D 18 août 2008     A par Viktor Kirtov - C 0 messages Version imprimable de cet article Version imprimable    ................... PARTAGER . facebook


Extraits de Philippe Sollers, Vérités & Légendes par Gérard de Cortanze [1]

Il n’y a pas que des secrétaires, dans les malles à souvenirs du bord de l’océan... On trouve des vieux livres reliés en cuir - traités de navigation, cours de physique, cours de géométrie, L’Éloquence française, L’Homme et la création -, « lectures d’un capitaine au long cours, dans sa cabine ou sur le pont, quelque part entre Bordeaux et Singapour, ou Bomba », y lit-on dans Femmes, mais surtout une vieille collection du Journal de Bordeaux, et son fameux sous-titre : politique, commercial et littéraire. Vieux papiers des années 1850-1860, dans lesquels on trouve le mouvement des bateaux du port, des annonces judiciaires, des dépêches télégraphiques, comme celles-ci : « Le 2 juin, à Piperi, Abdi-Pacha, avec 12000 Turcs, a attaqué Mirko, qui était à la tête de 80 000 Monténégrins. Les Turcs ont perdu 400 hommes et les montagnards 200. » Des feuilletons, voici l’extrait de celui qui paraît, en premier page, en juillet 1866 : « Ses yeux étincellent, sa poitrine se soulève avec violence, et, dans son exaltation, elle me rappelle les prêtresses inspirées des temps antiques, qui révélaient aux hommes et aux peuples leurs destinées » (L’année du tigre).

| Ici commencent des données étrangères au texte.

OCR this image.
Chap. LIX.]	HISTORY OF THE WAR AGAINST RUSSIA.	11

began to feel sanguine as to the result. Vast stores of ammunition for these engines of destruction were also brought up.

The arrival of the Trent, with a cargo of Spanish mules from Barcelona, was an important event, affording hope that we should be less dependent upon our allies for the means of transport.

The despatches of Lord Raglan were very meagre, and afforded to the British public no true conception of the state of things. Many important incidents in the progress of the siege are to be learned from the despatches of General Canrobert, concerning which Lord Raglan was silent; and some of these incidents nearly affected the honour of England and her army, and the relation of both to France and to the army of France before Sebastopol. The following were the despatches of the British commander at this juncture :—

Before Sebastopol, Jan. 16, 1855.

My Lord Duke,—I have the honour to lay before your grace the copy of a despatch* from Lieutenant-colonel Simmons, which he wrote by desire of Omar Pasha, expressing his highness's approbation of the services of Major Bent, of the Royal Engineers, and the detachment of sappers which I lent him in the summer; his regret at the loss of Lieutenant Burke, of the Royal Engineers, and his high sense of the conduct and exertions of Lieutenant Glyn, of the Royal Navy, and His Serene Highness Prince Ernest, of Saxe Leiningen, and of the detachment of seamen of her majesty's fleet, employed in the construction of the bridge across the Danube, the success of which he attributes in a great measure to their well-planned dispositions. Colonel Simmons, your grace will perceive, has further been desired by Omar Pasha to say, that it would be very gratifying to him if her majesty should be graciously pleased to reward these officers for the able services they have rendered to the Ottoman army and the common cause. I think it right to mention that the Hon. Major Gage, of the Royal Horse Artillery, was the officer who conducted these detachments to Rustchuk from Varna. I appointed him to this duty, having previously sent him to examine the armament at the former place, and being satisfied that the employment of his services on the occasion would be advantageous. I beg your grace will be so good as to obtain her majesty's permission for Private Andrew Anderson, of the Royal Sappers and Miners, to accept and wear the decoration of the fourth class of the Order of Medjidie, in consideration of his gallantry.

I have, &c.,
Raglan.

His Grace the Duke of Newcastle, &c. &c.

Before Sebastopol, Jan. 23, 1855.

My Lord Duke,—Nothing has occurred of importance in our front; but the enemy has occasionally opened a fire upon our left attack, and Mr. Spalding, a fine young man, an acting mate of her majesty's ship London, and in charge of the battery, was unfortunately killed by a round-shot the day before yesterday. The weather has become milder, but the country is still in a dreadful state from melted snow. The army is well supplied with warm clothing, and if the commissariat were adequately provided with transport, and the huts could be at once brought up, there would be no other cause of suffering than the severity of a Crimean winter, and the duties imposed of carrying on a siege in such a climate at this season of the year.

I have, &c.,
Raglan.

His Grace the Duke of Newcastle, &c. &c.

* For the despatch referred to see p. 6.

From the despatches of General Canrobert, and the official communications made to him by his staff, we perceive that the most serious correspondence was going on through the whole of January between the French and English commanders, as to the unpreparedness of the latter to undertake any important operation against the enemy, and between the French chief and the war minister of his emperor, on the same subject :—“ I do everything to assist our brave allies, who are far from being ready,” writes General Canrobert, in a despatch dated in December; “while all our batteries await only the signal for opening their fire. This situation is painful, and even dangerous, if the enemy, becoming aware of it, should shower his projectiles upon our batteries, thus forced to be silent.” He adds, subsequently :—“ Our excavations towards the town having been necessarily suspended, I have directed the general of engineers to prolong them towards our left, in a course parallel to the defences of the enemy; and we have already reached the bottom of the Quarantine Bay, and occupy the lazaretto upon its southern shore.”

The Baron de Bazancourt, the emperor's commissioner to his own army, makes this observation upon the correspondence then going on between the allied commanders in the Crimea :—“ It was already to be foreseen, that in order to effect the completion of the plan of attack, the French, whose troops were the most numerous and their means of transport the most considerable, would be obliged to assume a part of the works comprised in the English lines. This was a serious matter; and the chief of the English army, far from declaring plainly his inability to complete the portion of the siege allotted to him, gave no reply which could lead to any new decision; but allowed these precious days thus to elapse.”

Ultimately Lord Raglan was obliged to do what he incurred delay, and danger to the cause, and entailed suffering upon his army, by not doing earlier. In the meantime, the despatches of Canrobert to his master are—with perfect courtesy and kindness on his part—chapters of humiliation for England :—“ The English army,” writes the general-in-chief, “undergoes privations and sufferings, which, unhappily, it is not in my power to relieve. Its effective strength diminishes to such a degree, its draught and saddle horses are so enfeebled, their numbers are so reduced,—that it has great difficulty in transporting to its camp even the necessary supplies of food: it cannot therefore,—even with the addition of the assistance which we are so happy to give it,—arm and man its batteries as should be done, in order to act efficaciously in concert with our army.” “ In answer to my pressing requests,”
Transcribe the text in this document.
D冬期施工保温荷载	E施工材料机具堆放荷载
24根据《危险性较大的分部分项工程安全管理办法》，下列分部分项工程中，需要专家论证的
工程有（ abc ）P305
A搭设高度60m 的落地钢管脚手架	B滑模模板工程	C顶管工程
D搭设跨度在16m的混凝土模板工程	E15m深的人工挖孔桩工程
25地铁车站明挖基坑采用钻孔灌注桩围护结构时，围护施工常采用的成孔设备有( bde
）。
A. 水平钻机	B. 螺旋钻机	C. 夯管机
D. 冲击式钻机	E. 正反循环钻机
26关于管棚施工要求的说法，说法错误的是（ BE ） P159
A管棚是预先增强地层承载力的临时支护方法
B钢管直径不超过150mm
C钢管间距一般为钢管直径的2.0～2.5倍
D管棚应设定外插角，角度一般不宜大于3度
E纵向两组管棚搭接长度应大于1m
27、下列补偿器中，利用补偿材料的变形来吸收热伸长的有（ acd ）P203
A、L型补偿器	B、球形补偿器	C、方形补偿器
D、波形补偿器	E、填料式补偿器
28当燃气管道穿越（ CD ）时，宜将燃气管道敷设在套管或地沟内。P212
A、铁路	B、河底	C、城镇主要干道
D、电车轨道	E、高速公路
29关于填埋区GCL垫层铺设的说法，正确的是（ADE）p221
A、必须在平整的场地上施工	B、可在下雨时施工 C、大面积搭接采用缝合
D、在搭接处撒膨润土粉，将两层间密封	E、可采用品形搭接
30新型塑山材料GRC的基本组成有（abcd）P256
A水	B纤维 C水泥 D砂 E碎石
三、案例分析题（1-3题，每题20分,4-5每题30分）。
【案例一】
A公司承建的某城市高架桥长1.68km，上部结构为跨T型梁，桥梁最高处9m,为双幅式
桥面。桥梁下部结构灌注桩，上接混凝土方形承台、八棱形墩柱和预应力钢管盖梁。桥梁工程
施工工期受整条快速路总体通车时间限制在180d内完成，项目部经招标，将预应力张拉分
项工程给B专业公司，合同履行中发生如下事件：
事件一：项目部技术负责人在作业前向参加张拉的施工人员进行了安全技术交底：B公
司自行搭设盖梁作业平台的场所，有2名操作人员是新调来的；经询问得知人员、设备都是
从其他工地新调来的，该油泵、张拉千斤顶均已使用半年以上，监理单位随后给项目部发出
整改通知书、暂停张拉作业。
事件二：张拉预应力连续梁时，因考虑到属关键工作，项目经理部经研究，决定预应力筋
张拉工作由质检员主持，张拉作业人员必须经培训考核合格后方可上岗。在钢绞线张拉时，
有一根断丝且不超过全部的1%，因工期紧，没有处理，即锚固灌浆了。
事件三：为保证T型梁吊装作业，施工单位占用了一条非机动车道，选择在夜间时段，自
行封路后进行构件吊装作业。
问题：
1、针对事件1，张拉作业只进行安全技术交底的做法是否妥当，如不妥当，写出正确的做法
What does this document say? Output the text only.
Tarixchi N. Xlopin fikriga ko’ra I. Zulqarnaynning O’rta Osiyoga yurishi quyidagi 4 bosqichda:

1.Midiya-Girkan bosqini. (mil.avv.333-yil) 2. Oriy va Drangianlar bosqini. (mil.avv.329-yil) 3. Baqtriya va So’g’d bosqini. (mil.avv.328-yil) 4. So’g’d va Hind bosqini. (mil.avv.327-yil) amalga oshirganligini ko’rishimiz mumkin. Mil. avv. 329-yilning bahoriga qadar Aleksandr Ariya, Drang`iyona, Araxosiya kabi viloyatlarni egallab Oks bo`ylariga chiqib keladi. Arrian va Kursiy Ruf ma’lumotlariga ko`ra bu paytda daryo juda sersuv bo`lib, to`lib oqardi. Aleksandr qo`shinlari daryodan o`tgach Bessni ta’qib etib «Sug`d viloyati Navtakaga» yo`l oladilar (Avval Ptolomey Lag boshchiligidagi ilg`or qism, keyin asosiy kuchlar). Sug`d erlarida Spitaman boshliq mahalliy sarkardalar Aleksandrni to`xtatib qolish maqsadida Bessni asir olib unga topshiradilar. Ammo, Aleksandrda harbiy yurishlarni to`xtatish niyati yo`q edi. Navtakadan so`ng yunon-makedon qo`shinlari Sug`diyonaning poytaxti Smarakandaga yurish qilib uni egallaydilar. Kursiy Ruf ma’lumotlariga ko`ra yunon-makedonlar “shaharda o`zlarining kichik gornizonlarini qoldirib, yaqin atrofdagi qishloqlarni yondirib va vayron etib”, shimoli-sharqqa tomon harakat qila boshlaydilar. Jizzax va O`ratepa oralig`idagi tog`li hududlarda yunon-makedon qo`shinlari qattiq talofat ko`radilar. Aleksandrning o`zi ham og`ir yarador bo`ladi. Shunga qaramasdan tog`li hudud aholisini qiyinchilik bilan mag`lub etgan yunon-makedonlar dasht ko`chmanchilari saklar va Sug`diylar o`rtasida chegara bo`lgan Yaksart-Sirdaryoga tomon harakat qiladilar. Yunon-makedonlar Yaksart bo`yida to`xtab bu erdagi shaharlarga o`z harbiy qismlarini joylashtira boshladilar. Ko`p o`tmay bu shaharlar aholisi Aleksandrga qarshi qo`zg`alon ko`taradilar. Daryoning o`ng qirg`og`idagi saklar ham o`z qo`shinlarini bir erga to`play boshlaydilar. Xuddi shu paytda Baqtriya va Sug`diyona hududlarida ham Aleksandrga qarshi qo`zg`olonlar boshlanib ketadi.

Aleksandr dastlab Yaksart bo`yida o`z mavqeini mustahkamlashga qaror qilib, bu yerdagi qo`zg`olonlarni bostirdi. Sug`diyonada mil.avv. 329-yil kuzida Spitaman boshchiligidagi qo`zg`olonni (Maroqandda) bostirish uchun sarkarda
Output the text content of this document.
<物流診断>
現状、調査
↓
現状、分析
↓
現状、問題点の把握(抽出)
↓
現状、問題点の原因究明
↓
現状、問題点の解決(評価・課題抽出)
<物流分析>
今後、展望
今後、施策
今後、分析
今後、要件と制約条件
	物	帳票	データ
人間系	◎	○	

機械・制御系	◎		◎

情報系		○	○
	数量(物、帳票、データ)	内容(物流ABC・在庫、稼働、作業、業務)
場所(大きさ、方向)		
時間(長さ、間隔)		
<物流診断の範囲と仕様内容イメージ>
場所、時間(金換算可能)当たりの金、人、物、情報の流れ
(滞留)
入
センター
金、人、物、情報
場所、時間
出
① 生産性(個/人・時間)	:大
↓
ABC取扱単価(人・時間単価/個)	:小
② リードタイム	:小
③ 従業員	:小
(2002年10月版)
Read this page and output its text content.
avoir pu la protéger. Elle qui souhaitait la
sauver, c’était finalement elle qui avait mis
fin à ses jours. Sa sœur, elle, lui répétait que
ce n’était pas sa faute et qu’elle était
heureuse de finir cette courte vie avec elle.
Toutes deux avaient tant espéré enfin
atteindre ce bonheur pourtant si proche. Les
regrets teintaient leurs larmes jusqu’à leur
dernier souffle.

La grande affaire de Philippe Sollers dans l’île de Ré, c’est la possibilité d’écriture. Hors du monde, il peut en écrire le roman, assis à sa table, dans la grande pièce à l’écart du centre de la maison. Machine à écrire donnant sur le laurier. Droit devant lui, les marées qui montent et qui descendent, avec le vent, l’horizon, les bateaux qui naviguent, le voyage immobile. Paradis 2 : « Et j’écris là ici maintenant toute la nuit maintenant et le vent souffle dans les vitres de la nuit montante violente tordant les branches dehors et giflant l’eau qui remonte dehors à travers les herbes et les pierres envahissant de nouveau les canaux de pierres mangées d’herbes toute la, nuit. » On l’imagine. On le suit. Cet été-là, il a décidé de se lever tôt pour écrire. Il ne fait pas de bruit en descendant l’escalier de bois. Il fait chauffer le café et l’eau pour les ?ufs. Pas de bruit. Attention en allumant les lumières, en écoutant la radio. Même habitude. Continuer son sommeil dans la veille. Dehors, un héron immobile sur la digue, pattes dans le fenouil. Canards silencieux qui viennent glisser sur l’eau. Jardin, cigarette. Lac intérieur ridé de brise. Un amour américain : « Les mouettes et les phrases sont les mêmes d’un côté ou de l’autre de l’eau. - L’été le plus heureux ? - Le plus lumineux. »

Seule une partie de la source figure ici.